So how do you create those cartograms?
Well you start, in this case, with a grid of density data.
And this is an old algorithm for doing this.
There's better techniques that are more sophisticated but
also much more complicated.
This is a nice way to do it.
If you just fill a grid in with density data such as your local
population density so within some unit area, what is the population density?
And so it could be heavily populated in this area and
lightly populated in these areas.
And so you create a grid like that of rectangular cells and
then you just scale each cell by that density value.
So the squares that have a population density
of one-half get shrunk by one-half in area.
So that's about 70% horizontally and vertically.
The areas that have population density one stay the same size, and
the areas that have larger population densities would grow proportionally, so
these squares would become twice as big, these squares become three times as big.
And then you can see that what we had as a grid before now becomes disconnected.
And so to reconnect it, we want to reconnect these corners to their average
of the four corners that shared that corner.
So we want to find a new point for
this corner equal to the average of these four previous corner points.
So we create a new set of grid vertices equal
to the average of the four grid vertices that shared them before.
Or three or two depending on, or one, if you're on the perimeter.
And so we create this new grid and this new grid is deformed.
And so based on this deformed grid We keep iterating that over and
over until we get a final deformed grid, and
then we look at the differences between the original grid points and
their new positions in the deformed grid that sets up a deformation.
It basically tells us what direction we should move data points.

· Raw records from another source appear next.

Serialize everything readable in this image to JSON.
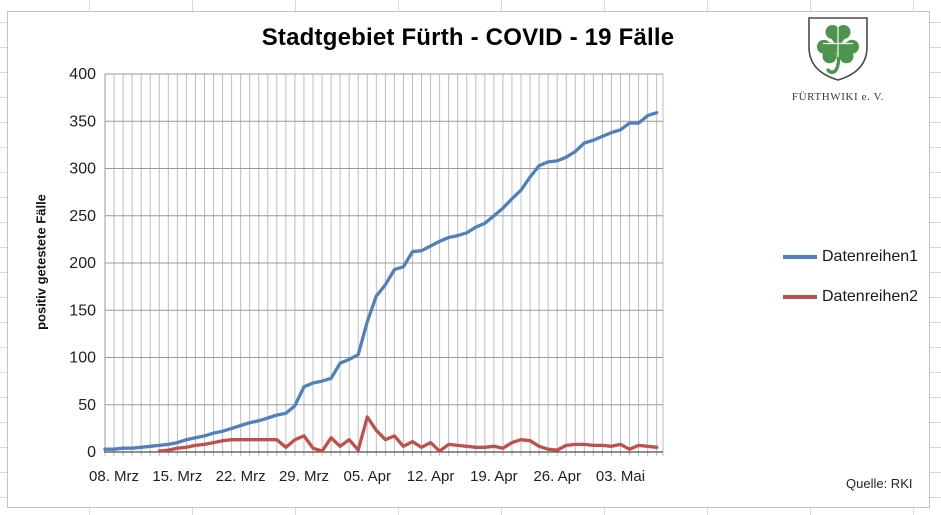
{
  "chart": {
    "title": "Stadtgebiet Fürth - COVID - 19 Fälle",
    "y_axis_title": "positiv getestete Fälle",
    "source": "Quelle: RKI",
    "legend": [
      {
        "label": "Datenreihen1",
        "color": "#4F81BD"
      },
      {
        "label": "Datenreihen2",
        "color": "#C0504D"
      }
    ]
  },
  "logo": {
    "org": "FÜRTHWIKI e. V.",
    "icon": "cloverleaf-shield",
    "leaf_color": "#4f944e"
  },
  "chart_data": {
    "type": "line",
    "title": "Stadtgebiet Fürth - COVID - 19 Fälle",
    "xlabel": "",
    "ylabel": "positiv getestete Fälle",
    "ylim": [
      0,
      400
    ],
    "y_ticks": [
      0,
      50,
      100,
      150,
      200,
      250,
      300,
      350,
      400
    ],
    "x_tick_labels": [
      "08. Mrz",
      "15. Mrz",
      "22. Mrz",
      "29. Mrz",
      "05. Apr",
      "12. Apr",
      "19. Apr",
      "26. Apr",
      "03. Mai"
    ],
    "x_tick_indices": [
      1,
      8,
      15,
      22,
      29,
      36,
      43,
      50,
      57
    ],
    "grid": {
      "major_horizontal": true,
      "minor_vertical_daily": true
    },
    "legend_position": "right",
    "categories": [
      "07. Mrz",
      "08. Mrz",
      "09. Mrz",
      "10. Mrz",
      "11. Mrz",
      "12. Mrz",
      "13. Mrz",
      "14. Mrz",
      "15. Mrz",
      "16. Mrz",
      "17. Mrz",
      "18. Mrz",
      "19. Mrz",
      "20. Mrz",
      "21. Mrz",
      "22. Mrz",
      "23. Mrz",
      "24. Mrz",
      "25. Mrz",
      "26. Mrz",
      "27. Mrz",
      "28. Mrz",
      "29. Mrz",
      "30. Mrz",
      "31. Mrz",
      "01. Apr",
      "02. Apr",
      "03. Apr",
      "04. Apr",
      "05. Apr",
      "06. Apr",
      "07. Apr",
      "08. Apr",
      "09. Apr",
      "10. Apr",
      "11. Apr",
      "12. Apr",
      "13. Apr",
      "14. Apr",
      "15. Apr",
      "16. Apr",
      "17. Apr",
      "18. Apr",
      "19. Apr",
      "20. Apr",
      "21. Apr",
      "22. Apr",
      "23. Apr",
      "24. Apr",
      "25. Apr",
      "26. Apr",
      "27. Apr",
      "28. Apr",
      "29. Apr",
      "30. Apr",
      "01. Mai",
      "02. Mai",
      "03. Mai",
      "04. Mai",
      "05. Mai",
      "06. Mai",
      "07. Mai"
    ],
    "series": [
      {
        "name": "Datenreihen1",
        "color": "#4F81BD",
        "values": [
          3,
          3,
          4,
          4,
          5,
          6,
          7,
          8,
          10,
          13,
          15,
          17,
          20,
          22,
          25,
          28,
          31,
          33,
          36,
          39,
          41,
          49,
          69,
          73,
          75,
          78,
          94,
          98,
          103,
          138,
          165,
          177,
          193,
          196,
          212,
          213,
          218,
          223,
          227,
          229,
          232,
          238,
          242,
          250,
          258,
          268,
          277,
          291,
          303,
          307,
          308,
          312,
          318,
          327,
          330,
          334,
          338,
          341,
          348,
          348,
          356,
          359
        ]
      },
      {
        "name": "Datenreihen2",
        "color": "#C0504D",
        "values": [
          null,
          null,
          null,
          null,
          null,
          null,
          1,
          2,
          4,
          5,
          7,
          8,
          10,
          12,
          13,
          13,
          13,
          13,
          13,
          13,
          5,
          13,
          17,
          4,
          1,
          15,
          6,
          13,
          2,
          37,
          23,
          13,
          17,
          6,
          11,
          5,
          10,
          1,
          8,
          7,
          6,
          5,
          5,
          6,
          4,
          10,
          13,
          12,
          6,
          3,
          2,
          7,
          8,
          8,
          7,
          7,
          6,
          8,
          3,
          7,
          6,
          5
        ]
      }
    ]
  }
}
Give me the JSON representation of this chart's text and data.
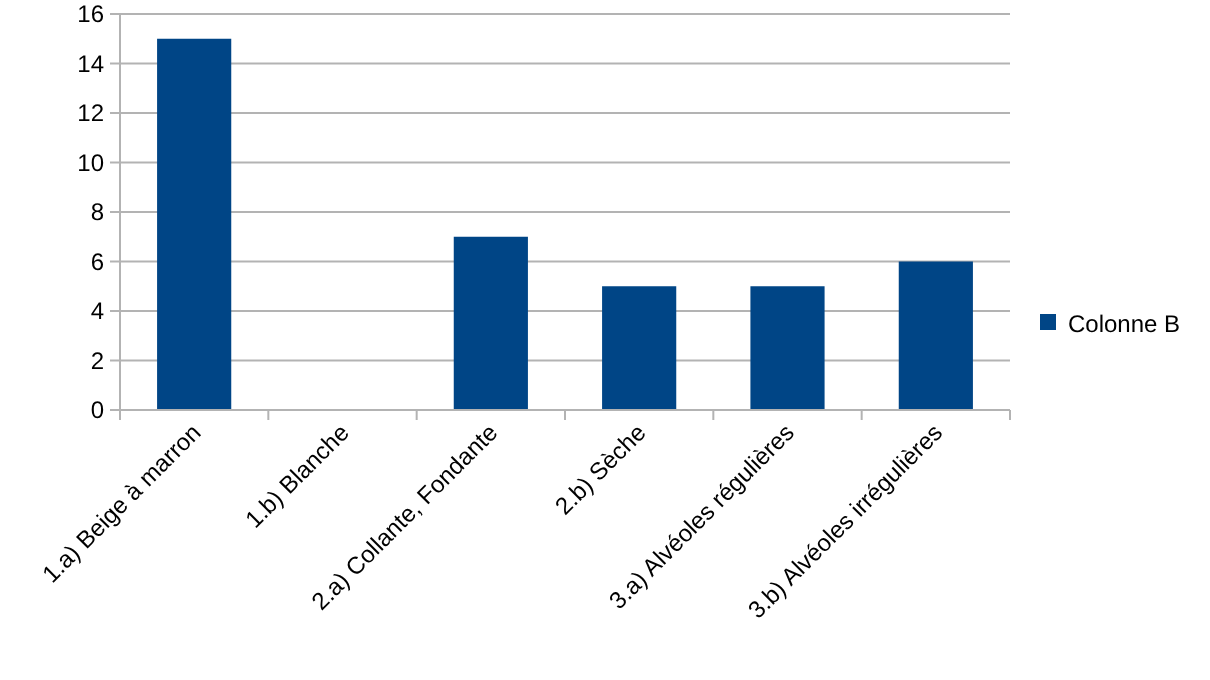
{
  "chart_data": {
    "type": "bar",
    "categories": [
      "1.a) Beige à marron",
      "1.b) Blanche",
      "2.a) Collante, Fondante",
      "2.b) Sèche",
      "3.a) Alvéoles régulières",
      "3.b) Alvéoles irrégulières"
    ],
    "series": [
      {
        "name": "Colonne B",
        "color": "#004586",
        "values": [
          15,
          0,
          7,
          5,
          5,
          6
        ]
      }
    ],
    "ylim": [
      0,
      16
    ],
    "yticks": [
      0,
      2,
      4,
      6,
      8,
      10,
      12,
      14,
      16
    ],
    "grid": "y",
    "legend": "right"
  }
}
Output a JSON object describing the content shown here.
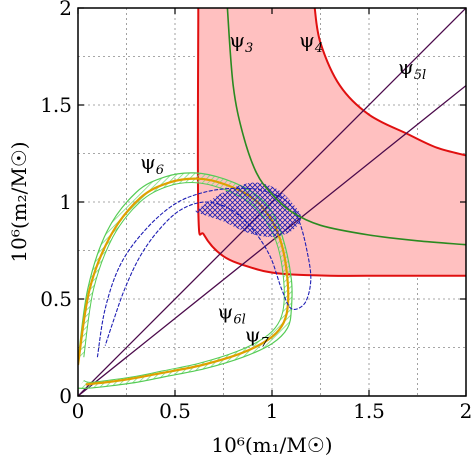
{
  "chart_data": {
    "type": "line",
    "title": "",
    "xlabel": "10⁶(m₁/M☉)",
    "ylabel": "10⁶(m₂/M☉)",
    "xlim": [
      0,
      2
    ],
    "ylim": [
      0,
      2
    ],
    "xticks": [
      "0",
      "0.5",
      "1",
      "1.5",
      "2"
    ],
    "yticks": [
      "0",
      "0.5",
      "1",
      "1.5",
      "2"
    ],
    "grid": true,
    "colors": {
      "psi4_fill": "#ffc0c0",
      "psi4_edge": "#e01010",
      "psi3": "#2a8a20",
      "psi5_line": "#4b0a4b",
      "psi6_hatch": "#b4f0b4",
      "psi6_edge": "#1f1fb4",
      "psi7_fill": "#fff0b0",
      "psi7_edge": "#e0a000"
    },
    "labels": {
      "psi3": "ψ3",
      "psi4": "ψ4",
      "psi5l": "ψ5l",
      "psi6": "ψ6",
      "psi6l": "ψ6l",
      "psi7": "ψ7"
    },
    "series": [
      {
        "key": "psi4",
        "kind": "band",
        "description_values": "red shaded band bounded by two curves",
        "outer": [
          [
            0.62,
            2.0
          ],
          [
            0.62,
            0.95
          ],
          [
            0.65,
            0.83
          ],
          [
            0.75,
            0.72
          ],
          [
            0.9,
            0.66
          ],
          [
            1.05,
            0.63
          ],
          [
            1.3,
            0.62
          ],
          [
            1.6,
            0.62
          ],
          [
            2.0,
            0.62
          ]
        ],
        "inner": [
          [
            1.22,
            2.0
          ],
          [
            1.25,
            1.82
          ],
          [
            1.35,
            1.6
          ],
          [
            1.5,
            1.45
          ],
          [
            1.7,
            1.35
          ],
          [
            1.85,
            1.28
          ],
          [
            2.0,
            1.24
          ]
        ]
      },
      {
        "key": "psi3",
        "kind": "line",
        "points": [
          [
            0.77,
            2.0
          ],
          [
            0.8,
            1.6
          ],
          [
            0.85,
            1.35
          ],
          [
            0.92,
            1.15
          ],
          [
            1.0,
            1.04
          ],
          [
            1.1,
            0.95
          ],
          [
            1.25,
            0.88
          ],
          [
            1.5,
            0.83
          ],
          [
            1.75,
            0.8
          ],
          [
            2.0,
            0.78
          ]
        ]
      },
      {
        "key": "psi5l_a",
        "kind": "line",
        "points": [
          [
            0.0,
            0.0
          ],
          [
            2.0,
            2.0
          ]
        ]
      },
      {
        "key": "psi5l_b",
        "kind": "line",
        "points": [
          [
            0.0,
            0.0
          ],
          [
            2.0,
            1.6
          ]
        ]
      },
      {
        "key": "psi6",
        "kind": "loop",
        "outer": [
          [
            0.0,
            0.18
          ],
          [
            0.05,
            0.55
          ],
          [
            0.15,
            0.85
          ],
          [
            0.3,
            1.05
          ],
          [
            0.45,
            1.13
          ],
          [
            0.6,
            1.15
          ],
          [
            0.75,
            1.12
          ],
          [
            0.9,
            1.05
          ],
          [
            1.0,
            0.95
          ],
          [
            1.06,
            0.8
          ],
          [
            1.1,
            0.6
          ],
          [
            1.1,
            0.45
          ],
          [
            1.08,
            0.35
          ],
          [
            1.0,
            0.27
          ],
          [
            0.85,
            0.2
          ],
          [
            0.65,
            0.14
          ],
          [
            0.45,
            0.1
          ],
          [
            0.3,
            0.07
          ],
          [
            0.15,
            0.05
          ],
          [
            0.05,
            0.04
          ],
          [
            0.0,
            0.04
          ]
        ],
        "inner": [
          [
            0.03,
            0.2
          ],
          [
            0.08,
            0.55
          ],
          [
            0.18,
            0.82
          ],
          [
            0.32,
            1.0
          ],
          [
            0.46,
            1.08
          ],
          [
            0.6,
            1.1
          ],
          [
            0.74,
            1.07
          ],
          [
            0.88,
            1.0
          ],
          [
            0.97,
            0.9
          ],
          [
            1.03,
            0.77
          ],
          [
            1.06,
            0.6
          ],
          [
            1.06,
            0.46
          ],
          [
            1.03,
            0.37
          ],
          [
            0.96,
            0.3
          ],
          [
            0.82,
            0.23
          ],
          [
            0.63,
            0.17
          ],
          [
            0.44,
            0.13
          ],
          [
            0.29,
            0.1
          ],
          [
            0.15,
            0.08
          ],
          [
            0.06,
            0.07
          ],
          [
            0.03,
            0.08
          ]
        ]
      },
      {
        "key": "psi6l",
        "kind": "loop",
        "outer": [
          [
            0.1,
            0.2
          ],
          [
            0.14,
            0.45
          ],
          [
            0.22,
            0.68
          ],
          [
            0.35,
            0.86
          ],
          [
            0.5,
            0.99
          ],
          [
            0.65,
            1.05
          ],
          [
            0.8,
            1.07
          ],
          [
            0.95,
            1.06
          ],
          [
            1.08,
            1.0
          ],
          [
            1.14,
            0.9
          ],
          [
            1.18,
            0.75
          ],
          [
            1.2,
            0.6
          ],
          [
            1.17,
            0.48
          ],
          [
            1.1,
            0.45
          ],
          [
            1.05,
            0.55
          ],
          [
            0.99,
            0.72
          ],
          [
            0.9,
            0.86
          ],
          [
            0.79,
            0.96
          ],
          [
            0.66,
            1.0
          ],
          [
            0.53,
            0.96
          ],
          [
            0.42,
            0.86
          ],
          [
            0.32,
            0.72
          ],
          [
            0.24,
            0.55
          ],
          [
            0.18,
            0.38
          ],
          [
            0.14,
            0.26
          ]
        ],
        "hatch_region": [
          [
            0.6,
            0.95
          ],
          [
            0.75,
            1.05
          ],
          [
            0.9,
            1.1
          ],
          [
            1.02,
            1.07
          ],
          [
            1.1,
            1.0
          ],
          [
            1.15,
            0.92
          ],
          [
            1.1,
            0.85
          ],
          [
            1.0,
            0.82
          ],
          [
            0.88,
            0.84
          ],
          [
            0.75,
            0.9
          ]
        ]
      },
      {
        "key": "psi7",
        "kind": "line",
        "points": [
          [
            0.0,
            0.16
          ],
          [
            0.06,
            0.55
          ],
          [
            0.17,
            0.83
          ],
          [
            0.32,
            1.02
          ],
          [
            0.47,
            1.1
          ],
          [
            0.62,
            1.12
          ],
          [
            0.76,
            1.09
          ],
          [
            0.9,
            1.02
          ],
          [
            0.99,
            0.92
          ],
          [
            1.05,
            0.78
          ],
          [
            1.08,
            0.6
          ],
          [
            1.08,
            0.45
          ],
          [
            1.05,
            0.36
          ],
          [
            0.98,
            0.29
          ],
          [
            0.84,
            0.22
          ],
          [
            0.64,
            0.16
          ],
          [
            0.44,
            0.12
          ],
          [
            0.28,
            0.09
          ],
          [
            0.14,
            0.07
          ],
          [
            0.04,
            0.06
          ]
        ]
      }
    ]
  }
}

Then, we take our shape vertices of the outline data of our original map and
deform them based on these arrows, and we can smoothly interpolate
these arrows if we need in between values in order to create the cartogram.
Its basically,
we take a vector graphics representation of our data of our map and then deform
the vertices based on this type of deformation to create the cartogram.
So another technique that might be better than a cartogram is the ordinary
choropleth, and we see choropleths all the time.
It's basically data that's plotted over regions of a map.
This is that same population data but
plotted inside the original outlines of our regions.
In here, population is Is just given by the saturation of the color,
and when we're looking at ordinal values,
basically we can see that China has more population than India does,
has more population than the U.S., which has more population than Brazil and so on.
So you get a better indication of the order of these things from a chloropleth
than you might with a cardogram because area is such a poor indicator order,
whereas density saturation hue, density being intensity of a color or
saturation in hue, are much better indicators of order.